Forum: Ruby regexp problem

Announcement (2017-05-07): www.ruby-forum.com is now read-only since I unfortunately do not have the time to support and maintain the forum any more. Please see rubyonrails.org/community and ruby-lang.org/en/community for other Rails- und Ruby-related community platforms.
4a6bd1cc395eae0ba8c31bba4c195016?d=identicon&s=25 Chai Muang thong (novice_user)
on 2008-11-26 17:47
Hi,

I have been searching on the Internet about how to solve my problem. I
have a string that needs to be split using regexp in ruby. The problem
is that I cannot find a way to get it right. The string has a fix
format. The rules for matching are as followed:
 1)A string starts and end with any character string
 2)Matching string starts from "<<" and end with ">>"
 3)Matching string must be a pair of "<<" and ">>" and must be nested
correctly
 4)There may be any unwanted string between matching pairs but never be
inside the pairs

A sample string is as followed:
str = "<<p1 <<p2>> <<p3 <<p4>>>>>> <and> <<p5>> or <<p6 <<p7 <<p8>>>>>>"

The result string I am looking for from the above string should be as
followed:
["<<p1 <<p2>> <<p3 <<p4>>>>>>", "<<p5>>", "<<p6 <<p7 <<p8>>>>>>"]
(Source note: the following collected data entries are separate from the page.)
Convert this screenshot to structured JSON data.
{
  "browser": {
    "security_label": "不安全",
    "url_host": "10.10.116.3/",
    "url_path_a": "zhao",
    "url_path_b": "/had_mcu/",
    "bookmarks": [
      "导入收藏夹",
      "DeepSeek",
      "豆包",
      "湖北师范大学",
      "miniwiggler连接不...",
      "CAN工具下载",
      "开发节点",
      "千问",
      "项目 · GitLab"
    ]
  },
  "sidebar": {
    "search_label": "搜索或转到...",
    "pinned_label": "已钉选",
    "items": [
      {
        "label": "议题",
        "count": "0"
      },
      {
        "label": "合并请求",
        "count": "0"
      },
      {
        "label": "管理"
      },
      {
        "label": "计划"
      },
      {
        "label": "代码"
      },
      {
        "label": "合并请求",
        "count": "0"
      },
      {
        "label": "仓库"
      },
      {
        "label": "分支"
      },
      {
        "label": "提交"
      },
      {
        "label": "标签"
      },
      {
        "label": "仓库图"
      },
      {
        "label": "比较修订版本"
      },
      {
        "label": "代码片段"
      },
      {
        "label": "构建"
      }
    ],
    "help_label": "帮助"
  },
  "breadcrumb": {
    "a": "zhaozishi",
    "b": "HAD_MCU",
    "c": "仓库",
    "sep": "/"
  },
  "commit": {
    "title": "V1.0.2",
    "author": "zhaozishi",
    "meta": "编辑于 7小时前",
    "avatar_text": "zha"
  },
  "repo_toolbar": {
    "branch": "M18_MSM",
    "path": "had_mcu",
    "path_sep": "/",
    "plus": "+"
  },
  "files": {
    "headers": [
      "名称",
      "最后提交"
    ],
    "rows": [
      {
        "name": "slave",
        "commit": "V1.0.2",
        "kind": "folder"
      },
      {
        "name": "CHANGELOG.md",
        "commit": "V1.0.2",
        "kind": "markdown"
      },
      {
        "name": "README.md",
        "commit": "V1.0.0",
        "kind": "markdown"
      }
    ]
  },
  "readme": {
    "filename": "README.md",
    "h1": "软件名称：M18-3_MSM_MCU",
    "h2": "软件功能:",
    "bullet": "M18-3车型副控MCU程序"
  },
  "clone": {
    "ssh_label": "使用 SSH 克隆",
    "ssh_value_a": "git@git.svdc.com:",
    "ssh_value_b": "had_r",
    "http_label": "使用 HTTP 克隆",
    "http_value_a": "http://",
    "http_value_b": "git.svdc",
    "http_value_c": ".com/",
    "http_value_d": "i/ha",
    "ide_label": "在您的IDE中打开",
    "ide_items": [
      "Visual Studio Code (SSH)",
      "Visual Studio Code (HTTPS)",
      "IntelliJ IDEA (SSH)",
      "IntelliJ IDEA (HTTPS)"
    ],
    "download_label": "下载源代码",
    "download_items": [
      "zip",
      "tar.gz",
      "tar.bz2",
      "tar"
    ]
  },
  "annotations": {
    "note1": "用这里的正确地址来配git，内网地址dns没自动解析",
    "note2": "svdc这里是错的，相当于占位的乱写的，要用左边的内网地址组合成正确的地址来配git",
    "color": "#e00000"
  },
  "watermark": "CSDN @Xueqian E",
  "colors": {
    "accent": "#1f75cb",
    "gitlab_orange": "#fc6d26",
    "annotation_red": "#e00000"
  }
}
The closest I could come up with is str.split(/(<<[^>].*(>>)+)/) and I
got the result as followed:
["", "<<p1 <<p2>> <<p3 <<p4>>>>>> <and> <<p5>> <<p6 <<p7 <<p8>>>>>>",
">>"]

I cannot change the rule (using "<<" and ">>), so I had little
experience on how to match 2 consecutive characters. It would be
appreciated if anyone has an input or suggestion. Thank you.

Chai
753dcb78b3a3651127665da4bed3c782?d=identicon&s=25 Brian Candler (candlerb)
on 2008-11-26 20:55
Chai Muang thong wrote:
> Hi,
>
> I have been searching on the Internet about how to solve my problem. I
> have a string that needs to be split using regexp in ruby. The problem
> is that I cannot find a way to get it right. The string has a fix
> format. The rules for matching are as followed:
>  1)A string starts and end with any character string
>  2)Matching string starts from "<<" and end with ">>"
>  3)Matching string must be a pair of "<<" and ">>" and must be nested
> correctly

A Regular Expression (by the computer science definition of Regular
Expression) cannot match nested pairs. You'd need a parser for a
context-free grammar.

Having said that: many "regexp" implementations have a features crammed
into them which do that. But the penalty you pay is in complexity, and
often artefacts such as exponential time taken in backtracking.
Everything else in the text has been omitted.